Do you have any advice for those just getting started in data science?
Just do it! If you are interested in data science, just start reading available resources, taking online classes, and, of course check out Kaggle competitions and tutorials. Regardless of your previous level of competence in coding and statistics, I believe the best way to get started with data science is just to take the plunge and start working on some projects. Learn R and/or Python, the two most popular languages with data scientists. Look at other people’s code, and then play with it and modify it to see what happens. Don’t be intimidated by the complex-sounding terms and algorithms.

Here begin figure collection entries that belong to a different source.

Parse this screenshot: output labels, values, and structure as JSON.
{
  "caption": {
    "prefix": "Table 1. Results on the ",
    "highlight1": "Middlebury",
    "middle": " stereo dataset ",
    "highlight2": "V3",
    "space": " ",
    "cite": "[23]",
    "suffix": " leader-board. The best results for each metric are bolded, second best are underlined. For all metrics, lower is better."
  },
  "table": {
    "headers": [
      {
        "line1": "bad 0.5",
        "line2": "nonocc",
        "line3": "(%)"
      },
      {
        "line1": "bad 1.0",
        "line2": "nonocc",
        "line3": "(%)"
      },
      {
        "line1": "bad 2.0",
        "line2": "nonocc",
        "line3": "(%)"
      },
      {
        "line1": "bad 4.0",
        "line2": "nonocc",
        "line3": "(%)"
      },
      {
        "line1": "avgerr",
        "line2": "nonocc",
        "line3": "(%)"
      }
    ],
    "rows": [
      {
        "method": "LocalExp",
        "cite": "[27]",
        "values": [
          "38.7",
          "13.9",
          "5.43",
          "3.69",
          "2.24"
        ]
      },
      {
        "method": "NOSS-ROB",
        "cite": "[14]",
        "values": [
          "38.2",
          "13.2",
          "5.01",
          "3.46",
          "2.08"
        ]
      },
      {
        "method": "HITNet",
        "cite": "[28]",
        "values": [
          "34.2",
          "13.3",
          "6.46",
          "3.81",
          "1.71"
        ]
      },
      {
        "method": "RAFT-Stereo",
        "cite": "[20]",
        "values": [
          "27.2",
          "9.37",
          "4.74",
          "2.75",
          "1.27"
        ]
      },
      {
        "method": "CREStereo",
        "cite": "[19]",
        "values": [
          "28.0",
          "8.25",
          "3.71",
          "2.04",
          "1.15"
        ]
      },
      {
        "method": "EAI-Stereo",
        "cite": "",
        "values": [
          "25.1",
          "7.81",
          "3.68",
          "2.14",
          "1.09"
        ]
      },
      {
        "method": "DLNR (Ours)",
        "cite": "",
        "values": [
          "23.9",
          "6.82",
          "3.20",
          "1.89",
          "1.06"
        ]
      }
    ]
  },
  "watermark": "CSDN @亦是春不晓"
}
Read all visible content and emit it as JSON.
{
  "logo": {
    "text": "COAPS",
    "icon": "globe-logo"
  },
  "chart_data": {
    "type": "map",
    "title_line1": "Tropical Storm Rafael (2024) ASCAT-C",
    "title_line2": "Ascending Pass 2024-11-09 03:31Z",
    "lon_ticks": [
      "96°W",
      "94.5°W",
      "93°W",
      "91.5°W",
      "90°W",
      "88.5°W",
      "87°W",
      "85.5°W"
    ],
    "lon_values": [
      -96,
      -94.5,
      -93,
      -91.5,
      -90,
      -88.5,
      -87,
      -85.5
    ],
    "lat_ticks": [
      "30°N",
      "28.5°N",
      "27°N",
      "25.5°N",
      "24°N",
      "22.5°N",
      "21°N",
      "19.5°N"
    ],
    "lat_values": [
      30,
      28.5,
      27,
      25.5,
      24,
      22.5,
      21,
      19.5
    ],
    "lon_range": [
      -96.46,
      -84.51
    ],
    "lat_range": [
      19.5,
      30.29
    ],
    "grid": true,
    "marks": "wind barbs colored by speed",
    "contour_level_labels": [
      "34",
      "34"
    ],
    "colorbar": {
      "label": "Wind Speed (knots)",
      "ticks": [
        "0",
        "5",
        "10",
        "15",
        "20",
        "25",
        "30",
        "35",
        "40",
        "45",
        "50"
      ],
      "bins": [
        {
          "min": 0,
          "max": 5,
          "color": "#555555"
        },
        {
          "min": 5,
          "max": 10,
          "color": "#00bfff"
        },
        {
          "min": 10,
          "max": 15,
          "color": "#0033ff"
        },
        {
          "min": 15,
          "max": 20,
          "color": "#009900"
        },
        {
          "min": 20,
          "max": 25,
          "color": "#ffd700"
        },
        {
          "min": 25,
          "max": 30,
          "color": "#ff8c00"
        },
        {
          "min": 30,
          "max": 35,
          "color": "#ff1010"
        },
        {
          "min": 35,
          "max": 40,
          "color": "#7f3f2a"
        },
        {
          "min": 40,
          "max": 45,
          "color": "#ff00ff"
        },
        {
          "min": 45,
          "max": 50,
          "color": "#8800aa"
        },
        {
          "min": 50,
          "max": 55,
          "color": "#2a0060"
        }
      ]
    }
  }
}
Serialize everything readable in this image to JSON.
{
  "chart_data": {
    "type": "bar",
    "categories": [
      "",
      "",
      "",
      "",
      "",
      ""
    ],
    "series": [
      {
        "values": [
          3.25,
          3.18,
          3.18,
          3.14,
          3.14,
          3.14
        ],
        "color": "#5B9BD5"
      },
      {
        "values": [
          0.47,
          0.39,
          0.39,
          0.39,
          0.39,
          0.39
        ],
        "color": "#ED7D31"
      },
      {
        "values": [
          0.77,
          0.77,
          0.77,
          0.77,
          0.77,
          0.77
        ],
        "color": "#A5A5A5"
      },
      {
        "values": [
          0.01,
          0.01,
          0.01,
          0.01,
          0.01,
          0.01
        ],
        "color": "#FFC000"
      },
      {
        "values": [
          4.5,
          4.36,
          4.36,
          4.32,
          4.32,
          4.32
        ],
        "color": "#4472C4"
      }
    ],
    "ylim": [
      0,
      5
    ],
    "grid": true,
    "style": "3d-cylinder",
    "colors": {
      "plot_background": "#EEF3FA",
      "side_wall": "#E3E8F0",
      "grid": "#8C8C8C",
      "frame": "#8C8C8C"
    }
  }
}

I have taken several different online courses, and I would recommend the ones offered through Coursera and Udacity. Check out the Kaggle tutorial competitions: Digit Recognizer, Titanic and House Prices. They provide a lot of useful kernels that you can play with and modify. Go through Kaggle discussion boards - they too have tons of useful information. Don’t hesitate to ask questions - we’ve all been “noobs” at some point, and it was thanks in no small part to those who were patient enough to explain some “simple” concepts to us that we finally got where we are now.
Bio
Bojan Tunguz works for ZestFinance as a Machine Learning Modeler. He has been involved in data science and machine learning for about 3 years. He holds BS and MS degrees in Physics and Applied Physics from Stanford University, and a Ph.D. in Physics from University of Illinois at Urbana-Champaign. He currently doesn’t own any dogs or cats, but hopes that this state of affairs will not long endure.